Por fim, cidades livres são viáveis atualmente. A barreira primária não é a tecnológica, mas política. Países não estão dispostos a abrir mão de suas autoridades. Mesmo que cidades livres possam ser construídas em terras inabitadas. Escolher viver em uma cidade liver seria estritamente voluntário.

Por sorte, as barreiras políticas estão lentamente caindo. Madagascar considerou construir uma cidade “charter”. No entanto, Marc Ravalomanana, o presidente, foi tirado do poder antes que a visão de Romer pudesse ser implementada. Honduras criou um aparato legal para criar cidades livres, as chamadas ZEDEs (Zonas de Emprego e Desenvolvimento Econômico). No entanto, a implementação do aparato ficou parada.

Capital privado também existe para a construção de uma cidade livre. A Cidade Econômica King Abdullah, na Arábia Saudita, foi a primeira cidade a ser registrada em uma Bolsa da Valores, é estimada em 86 bilhões de dólares. O Distrito de Negócios Internacionais Songdo, na Coreia do Sul, é estimada de 40 bilhões.

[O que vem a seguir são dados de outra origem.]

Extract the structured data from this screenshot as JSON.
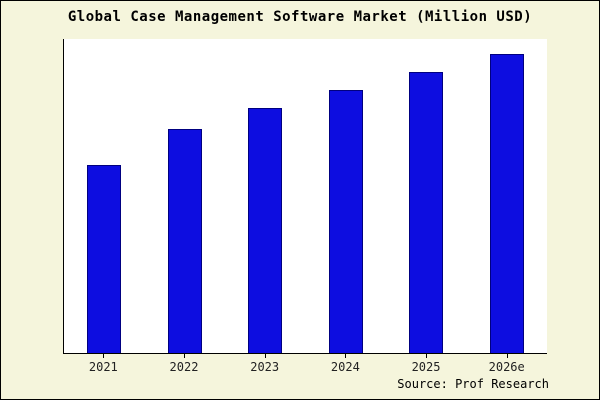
{
  "source": "Source: Prof Research",
  "colors": {
    "bar_fill": "#0d0de0",
    "bar_edge": "#000080",
    "background": "#f5f5dc",
    "plot_background": "#ffffff"
  },
  "chart_data": {
    "type": "bar",
    "title": "Global Case Management Software Market (Million USD)",
    "categories": [
      "2021",
      "2022",
      "2023",
      "2024",
      "2025",
      "2026e"
    ],
    "values": [
      63,
      75,
      82,
      88,
      94,
      100
    ],
    "xlabel": "",
    "ylabel": "",
    "ylim": [
      0,
      105
    ],
    "grid": false,
    "legend": "none"
  }
}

É claro que cidades livres podem falhar, há inúmeros fatores que poderiam faze-la dar errado. Por outro lado, crescimento econômico sustentado é a melhor ferramenta anti pobreza que a humanidade conheceu em sua história. Cidades livres poderiam tirar milhões, se não centenas de mulhões da pobreza no próximo século pela melhora de governança. Por esta razão, eu acredito que altruístas efetivos poderiam adicionar as cidades livres às causas que defendem.